The action is further helped along by the infectious score composed and performed by Anton Karas, who was unknown at the time. Using only a zither — a relatively rudimentary folk instrument of Eastern Europe — Karas (whom Reed stumbled across in a bar while filming) was able to create a musical accompaniment that uncannily captures the dark-circus atmosphere of the time and place. So effective, and so memorable, was the result that the theme music for the film spent 11 weeks atop the U.S. Billboard charts, leading to a new tradition of theme music as hit single — though few since have had the instant hummability of Karas’ famous theme.

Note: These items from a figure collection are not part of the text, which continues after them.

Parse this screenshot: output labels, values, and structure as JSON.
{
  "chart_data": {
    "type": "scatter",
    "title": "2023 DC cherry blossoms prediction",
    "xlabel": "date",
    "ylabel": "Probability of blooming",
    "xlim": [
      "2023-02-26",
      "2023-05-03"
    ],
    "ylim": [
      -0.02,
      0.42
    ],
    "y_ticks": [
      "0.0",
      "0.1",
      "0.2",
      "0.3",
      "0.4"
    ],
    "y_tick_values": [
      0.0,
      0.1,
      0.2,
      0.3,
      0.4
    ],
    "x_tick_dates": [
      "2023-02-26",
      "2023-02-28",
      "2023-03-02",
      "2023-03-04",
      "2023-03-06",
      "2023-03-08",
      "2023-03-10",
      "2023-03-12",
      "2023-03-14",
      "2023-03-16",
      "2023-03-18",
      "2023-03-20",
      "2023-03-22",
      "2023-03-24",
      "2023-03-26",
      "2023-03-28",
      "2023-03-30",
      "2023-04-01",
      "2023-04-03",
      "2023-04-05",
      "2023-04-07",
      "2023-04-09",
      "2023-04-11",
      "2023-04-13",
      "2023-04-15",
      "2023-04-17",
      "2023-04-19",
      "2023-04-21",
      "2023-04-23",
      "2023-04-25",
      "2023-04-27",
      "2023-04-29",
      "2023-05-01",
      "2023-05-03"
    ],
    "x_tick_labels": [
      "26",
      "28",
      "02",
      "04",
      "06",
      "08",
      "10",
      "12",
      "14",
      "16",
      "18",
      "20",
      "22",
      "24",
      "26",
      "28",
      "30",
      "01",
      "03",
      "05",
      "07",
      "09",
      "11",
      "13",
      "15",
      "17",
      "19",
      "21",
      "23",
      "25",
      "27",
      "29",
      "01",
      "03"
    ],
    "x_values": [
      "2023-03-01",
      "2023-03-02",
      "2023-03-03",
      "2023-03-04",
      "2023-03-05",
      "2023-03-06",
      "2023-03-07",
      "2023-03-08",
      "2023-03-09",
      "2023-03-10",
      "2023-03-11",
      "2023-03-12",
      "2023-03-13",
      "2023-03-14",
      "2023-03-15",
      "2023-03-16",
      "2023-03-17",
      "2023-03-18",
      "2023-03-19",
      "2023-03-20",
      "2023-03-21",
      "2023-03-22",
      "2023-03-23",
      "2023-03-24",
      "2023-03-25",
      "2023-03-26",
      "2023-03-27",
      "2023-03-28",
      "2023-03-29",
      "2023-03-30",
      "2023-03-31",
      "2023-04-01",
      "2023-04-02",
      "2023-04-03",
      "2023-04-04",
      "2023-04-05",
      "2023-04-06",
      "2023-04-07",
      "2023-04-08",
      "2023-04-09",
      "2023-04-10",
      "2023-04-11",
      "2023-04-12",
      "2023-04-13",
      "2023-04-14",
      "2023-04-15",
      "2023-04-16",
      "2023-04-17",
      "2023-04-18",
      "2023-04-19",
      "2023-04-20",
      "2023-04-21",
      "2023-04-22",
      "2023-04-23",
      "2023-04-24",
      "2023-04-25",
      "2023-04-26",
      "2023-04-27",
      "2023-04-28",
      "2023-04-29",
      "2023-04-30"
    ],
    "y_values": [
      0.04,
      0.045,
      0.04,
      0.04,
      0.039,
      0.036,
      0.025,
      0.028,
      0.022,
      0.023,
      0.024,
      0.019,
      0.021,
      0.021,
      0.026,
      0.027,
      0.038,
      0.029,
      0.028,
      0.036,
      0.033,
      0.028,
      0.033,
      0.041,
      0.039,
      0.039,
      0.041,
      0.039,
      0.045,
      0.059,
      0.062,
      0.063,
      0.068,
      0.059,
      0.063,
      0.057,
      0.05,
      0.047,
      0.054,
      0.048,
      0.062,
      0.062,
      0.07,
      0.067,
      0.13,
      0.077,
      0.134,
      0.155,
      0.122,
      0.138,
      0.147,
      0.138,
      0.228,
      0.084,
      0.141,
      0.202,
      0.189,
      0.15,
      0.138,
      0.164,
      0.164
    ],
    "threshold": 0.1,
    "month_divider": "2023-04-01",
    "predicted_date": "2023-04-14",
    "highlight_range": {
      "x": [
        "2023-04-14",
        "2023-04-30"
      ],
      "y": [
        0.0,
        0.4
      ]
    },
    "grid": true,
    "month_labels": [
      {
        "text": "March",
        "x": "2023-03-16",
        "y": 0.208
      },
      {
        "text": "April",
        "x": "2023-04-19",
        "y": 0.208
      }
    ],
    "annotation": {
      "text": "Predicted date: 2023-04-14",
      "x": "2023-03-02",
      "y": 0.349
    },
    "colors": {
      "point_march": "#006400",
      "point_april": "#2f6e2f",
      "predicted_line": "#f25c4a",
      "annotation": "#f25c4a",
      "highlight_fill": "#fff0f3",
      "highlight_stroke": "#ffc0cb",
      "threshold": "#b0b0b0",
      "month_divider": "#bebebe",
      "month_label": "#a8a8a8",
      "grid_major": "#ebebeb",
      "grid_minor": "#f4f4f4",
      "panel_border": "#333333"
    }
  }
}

Also this week: in Shelburne Falls on Friday and Saturday, Pothole Pictures is screening the wonderfully hyperkinetic 1998 film Run Lola Run. A German import from director Tom Tykwer, the highly stylized film presents three alternate versions of a story. Though the basic premise is the same throughout — young woman Lola has twenty minutes to find 100,000 Deutschmarks that her boyfriend has lost, and return them to the Berlin mobster to whom he owes the money — the film then presents a trio of different possible outcomes, showing how even the smallest decision can end up making a profound difference in a life. (Of course, we all go through this every day, just not on the level of Berlin-mobster-will-kill-your-boyfriend.) It’s a gimmick, but a good one, and done with such verve that the sheer adrenaline carries us along through to the end. A tour-de-force of cinematic tricks, it is also, in the end, a film — much like The Third Man — that transcends its most obvious hallmarks to become something lasting.